30/04/2013 13:25 BST | Updated 30/06/2013 06:12 BST

Why Do We Like Tony Stark?

By Ed Perry

Everyone hates the 'one percent'. Most people do anyway. After all, the only people who tend to like one-percenters are other one-percenters and, well, there aren't very many of them. This poses something of a conundrum regarding the Iron Man franchise. We go to the cinema in droves to watch these movies. Movies about Tony Stark, an alcoholic, multi-billionaire 'philanthropist' who likes nothing better than blowing shit up whilst listening to AC/DC. What a complex and compassionate character.

He's not the only moneyed superhero to grace our screens of late - let's not forget the titular hero of the vastly overrated Dark Knight franchise. Yes, I know that everything Christopher Nolan touches turns into gold and fanboy semen stains, but let's take a moment here to actually explore the character of Bruce Wayne. He's a privileged kid that spends his trillion dollar inheritance on weaponising himself in order to... beat up poor people. They're thieves and murderers and whatnot, but it's not like Bruce Wayne is doing anything to solve the problems in society that cause crime to begin with. He could have used his considerable wealth to go into politics and clean up Gotham legitimately. Instead, he chooses to become a criminal himself. Just a richer one.

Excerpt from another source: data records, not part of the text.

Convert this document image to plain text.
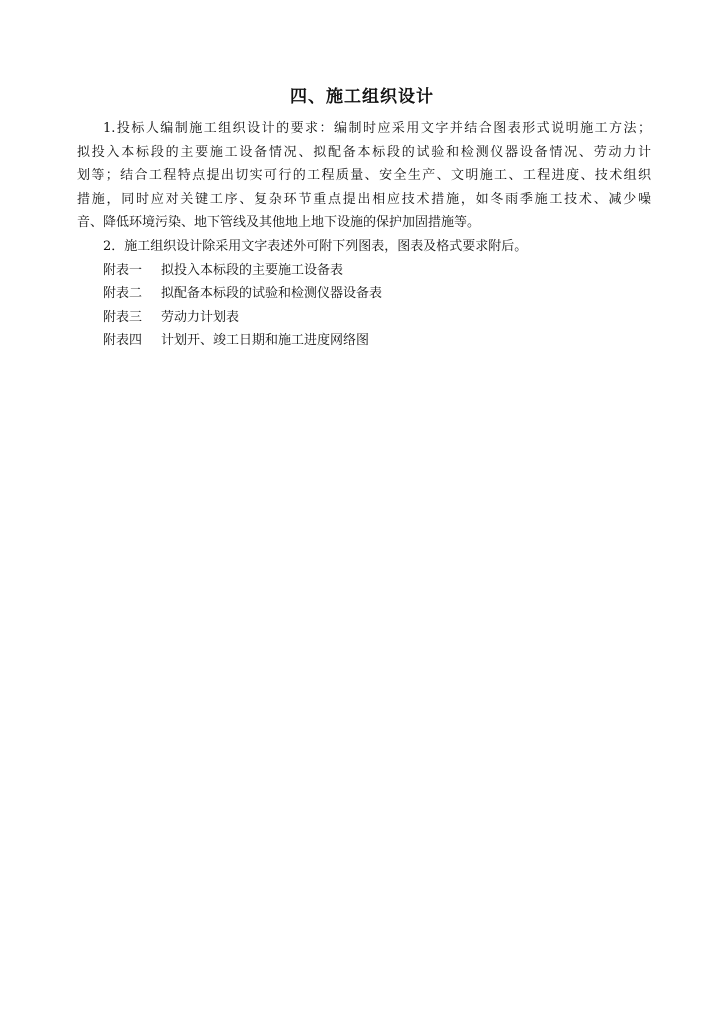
四、施工组织设计
1.投标人编制施工组织设计的要求：编制时应采用文字并结合图表形式说明施工方法；
拟投入本标段的主要施工设备情况、拟配备本标段的试验和检测仪器设备情况、劳动力计
划等；结合工程特点提出切实可行的工程质量、安全生产、文明施工、工程进度、技术组织
措施，同时应对关键工序、复杂环节重点提出相应技术措施，如冬雨季施工技术、减少噪
音、降低环境污染、地下管线及其他地上地下设施的保护加固措施等。

2．施工组织设计除采用文字表述外可附下列图表，图表及格式要求附后。

附表一 拟投入本标段的主要施工设备表

附表二 拟配备本标段的试验和检测仪器设备表

附表三 劳动力计划表

附表四 计划开、竣工日期和施工进度网络图
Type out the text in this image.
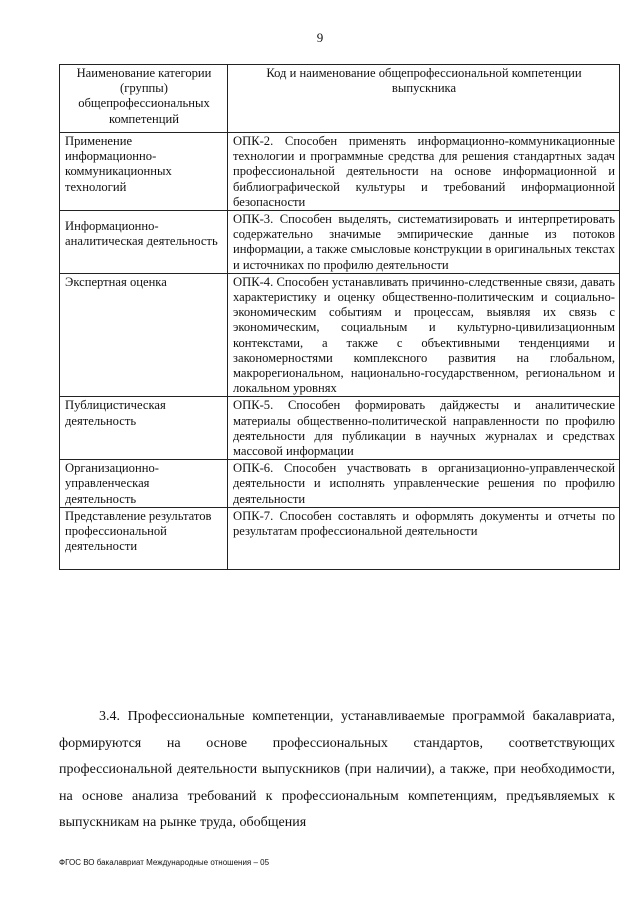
9
Наименование категории (группы) общепрофессиональных компетенций	Код и наименование общепрофессиональной компетенции выпускника
Применение информационно-коммуникационных технологий	ОПК-2. Способен применять информационно-коммуникационные технологии и программные средства для решения стандартных задач профессиональной деятельности на основе информационной и библиографической культуры и требований информационной безопасности
Информационно-аналитическая деятельность	ОПК-3. Способен выделять, систематизировать и интерпретировать содержательно значимые эмпирические данные из потоков информации, а также смысловые конструкции в оригинальных текстах и источниках по профилю деятельности
Экспертная оценка	ОПК-4. Способен устанавливать причинно-следственные связи, давать характеристику и оценку общественно-политическим и социально-экономическим событиям и процессам, выявляя их связь с экономическим, социальным и культурно-цивилизационным контекстами, а также с объективными тенденциями и закономерностями комплексного развития на глобальном, макрорегиональном, национально-государственном, региональном и локальном уровнях
Публицистическая деятельность	ОПК-5. Способен формировать дайджесты и аналитические материалы общественно-политической направленности по профилю деятельности для публикации в научных журналах и средствах массовой информации
Организационно-управленческая деятельность	ОПК-6. Способен участвовать в организационно-управленческой деятельности и исполнять управленческие решения по профилю деятельности
Представление результатов профессиональной деятельности	ОПК-7. Способен составлять и оформлять документы и отчеты по результатам профессиональной деятельности
3.4. Профессиональные компетенции, устанавливаемые программой бакалавриата, формируются на основе профессиональных стандартов, соответствующих профессиональной деятельности выпускников (при наличии), а также, при необходимости, на основе анализа требований к профессиональным компетенциям, предъявляемых к выпускникам на рынке труда, обобщения
ФГОС ВО бакалавриат Международные отношения – 05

All the Dark Knight franchise really teaches us is 'don't break the law kids, or the rich will come and get all jujitsu up in your face. They'll fuck you up'. Hell, even Heath Ledger's iconic Joker, the ultimate Dark Knight villain, is perceived as totes insane, basically because he doesn't give a shit about money. Killing and maiming people we take in our stride; we see villains do this all the time. But burning a huge pile of money? Now that's fucking crazy.

With Iron Man, we are faced with tediously similar problems. Tony Stark has this supposed moment of clarity when he realises the weapons that his company make are only propagating war, not defending America. So what does he do? Use his enormous wealth, intelligence and influence to take a stand against the international arms trade? No. He turns himself into a weapon wrapped in an American flag and flies around damaging public property.

Ultimately, we must like these characters, because we identify with them on some level. Tony Stark is not completely alien to us, nor is Bruce Wayne. They both to an extent reject their position in society, and try to use their wealth for 'good'. Whatever that means. And it feels nice to have your faith in capitalism reaffirmed for a couple of hours. You come out of an Iron Man movie all fuzzy inside, thinking that maybe our world isn't such a bad one after all.

Perhaps democracy and capitalism really are the best options out of a bad bunch. Then you realise that Iron Man 3 was a Hollywood production, and of course Hollywood wants you to feel that way. The cycle of crippling self doubt begins anew, and you go back again and again, desperate for another sweet fix of affirmation from the bright lights and the catchy music.